W stosunku do swoich córek ja absolutny buddystą. Inaczej po prostu nie przetrwać. Gdy córki prowadzą do domu swoich facetów, moja pierwsza reakcja — “dobra, gdzie jest mój kij baseballowy?” Chcę natychmiast rozmawiać z tymi kretynami po męsku. Ale zatrzymuję się, mówię sobie: “spokojnie, Oddychaj, myśl pozytywnie, przypomnij siebie”. Tak, że kiedy do nas do domu przychodzi kolejny idiota ze mną spotkać, mówię “cześć” i zachowuję się bardzo miło. A potem wychodzę do innego pokoju i: “AAAA!” (Śmieje się). Staram się być miły, uprzejmy i przyjazny, bo nie chcę krzywdzić moich córek, nie chcę, aby one oddalały się ode mnie. Jakiego kretyna nie doprowadziły, spotykam go życzliwie: “dzień Dobry! Wejdź, napijesz się? Wody? Wódki?” Proponuję wypić, a potem, kiedy oni upijają się do nieprzytomności, ich emocje wychodzi na zewnątrz. Córka ucieka i krzyczy: “Tato, co ty zrobiłeś, dlaczego on się tak zachowuje, myślałam o nim zupełnie inaczej, dlaczego go napoił…” Ja tylko tylko rękami. Ja sam nic nie zrobił to on sam. (Śmieje się.) Moje córki po prostu same przychodzą do tego, że to nie ten wybór, którego są godni.
– Ostatni zbiór wierszy — “cichej nocy” — stanowiły w Gogol-centrum. Nikita Kukuszkin zrobił szalony spektakl — nikt nie spodziewał się, że wiersze Линдеманна można się tak świetnie bawić się na scenie. Ale więcej na ten spektakl nie powtarzali. To twoja decyzja?
– Nie wiem, dlaczego już go nie stawia. Ja zupełnie nie przeszkadza, wręcz przeciwnie. Proszę, weźcie umieszczać — jestem za.

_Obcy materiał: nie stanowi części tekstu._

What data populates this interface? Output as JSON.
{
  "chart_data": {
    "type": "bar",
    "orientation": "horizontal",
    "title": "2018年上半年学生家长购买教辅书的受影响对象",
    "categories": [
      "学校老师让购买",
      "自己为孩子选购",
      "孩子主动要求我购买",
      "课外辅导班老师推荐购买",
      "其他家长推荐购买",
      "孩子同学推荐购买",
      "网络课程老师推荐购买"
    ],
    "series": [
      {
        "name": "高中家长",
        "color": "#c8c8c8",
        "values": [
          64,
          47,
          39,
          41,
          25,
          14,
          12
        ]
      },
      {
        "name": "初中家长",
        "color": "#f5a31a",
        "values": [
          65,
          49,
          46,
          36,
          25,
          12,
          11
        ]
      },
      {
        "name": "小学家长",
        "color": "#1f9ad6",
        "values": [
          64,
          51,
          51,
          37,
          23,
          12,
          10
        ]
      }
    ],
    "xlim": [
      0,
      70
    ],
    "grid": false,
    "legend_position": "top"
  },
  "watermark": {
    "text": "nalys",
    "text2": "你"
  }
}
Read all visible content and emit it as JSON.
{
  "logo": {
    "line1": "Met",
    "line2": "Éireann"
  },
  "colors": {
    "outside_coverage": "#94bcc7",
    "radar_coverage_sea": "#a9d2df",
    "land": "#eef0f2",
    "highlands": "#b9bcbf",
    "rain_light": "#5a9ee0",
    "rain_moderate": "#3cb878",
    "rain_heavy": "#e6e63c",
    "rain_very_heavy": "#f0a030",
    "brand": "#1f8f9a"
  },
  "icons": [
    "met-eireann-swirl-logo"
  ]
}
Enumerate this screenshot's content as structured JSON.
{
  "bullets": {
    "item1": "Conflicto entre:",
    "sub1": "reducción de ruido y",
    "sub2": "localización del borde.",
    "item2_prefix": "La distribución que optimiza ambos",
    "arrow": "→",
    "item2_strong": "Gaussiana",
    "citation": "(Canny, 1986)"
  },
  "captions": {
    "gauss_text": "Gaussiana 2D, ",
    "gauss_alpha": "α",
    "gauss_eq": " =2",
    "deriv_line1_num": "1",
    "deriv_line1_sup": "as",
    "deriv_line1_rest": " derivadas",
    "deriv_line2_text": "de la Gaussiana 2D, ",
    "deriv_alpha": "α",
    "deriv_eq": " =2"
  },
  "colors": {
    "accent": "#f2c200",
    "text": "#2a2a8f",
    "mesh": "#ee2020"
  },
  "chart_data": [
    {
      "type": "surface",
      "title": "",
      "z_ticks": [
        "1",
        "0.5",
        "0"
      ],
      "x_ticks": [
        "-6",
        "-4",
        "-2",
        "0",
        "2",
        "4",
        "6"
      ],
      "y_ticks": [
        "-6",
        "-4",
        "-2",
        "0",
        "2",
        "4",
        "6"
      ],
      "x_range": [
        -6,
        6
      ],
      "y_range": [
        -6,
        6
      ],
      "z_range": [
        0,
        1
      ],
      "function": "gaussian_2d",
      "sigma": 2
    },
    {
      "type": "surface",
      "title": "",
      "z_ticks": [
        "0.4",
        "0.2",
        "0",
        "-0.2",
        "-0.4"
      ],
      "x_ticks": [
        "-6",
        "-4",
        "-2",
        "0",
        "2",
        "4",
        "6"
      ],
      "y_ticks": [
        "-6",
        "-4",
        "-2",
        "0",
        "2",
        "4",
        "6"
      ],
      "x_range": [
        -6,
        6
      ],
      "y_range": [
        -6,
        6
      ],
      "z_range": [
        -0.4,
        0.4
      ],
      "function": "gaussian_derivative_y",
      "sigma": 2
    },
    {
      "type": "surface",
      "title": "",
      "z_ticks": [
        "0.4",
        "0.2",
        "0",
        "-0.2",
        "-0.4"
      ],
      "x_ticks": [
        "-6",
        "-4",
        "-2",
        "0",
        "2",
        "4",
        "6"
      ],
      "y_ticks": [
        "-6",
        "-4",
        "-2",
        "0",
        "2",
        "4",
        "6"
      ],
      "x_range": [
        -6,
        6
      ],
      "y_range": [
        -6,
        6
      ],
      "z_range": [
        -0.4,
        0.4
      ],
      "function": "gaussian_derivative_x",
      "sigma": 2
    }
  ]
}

– Podobał mi się spektakl?
– Tak, bardzo. Chociaż szczerze przyznaję, że pierwsze kilka minut było mi bardzo nietypowe i dziwne. Sześć osób na scenie — dlaczego, po co, co oni robią? To było bardzo, bardzo dla mnie. Pomyślałem: “Co jest, do cholery?!” W języku niemieckim istnieje słowo fremdschämen — wstyd na granicy przerażenia. Wszystko mi się wydawało гиперболизированным: ruchy, gesty. Słowem, (mówi po polsku) rosyjski dramat. Ale po kilku minutach całkowicie mnie uwiodła to, co widziałem. To był mocny spektakl, tak. Byłem wzruszony. Może i z “Nożem” uda się coś takiego.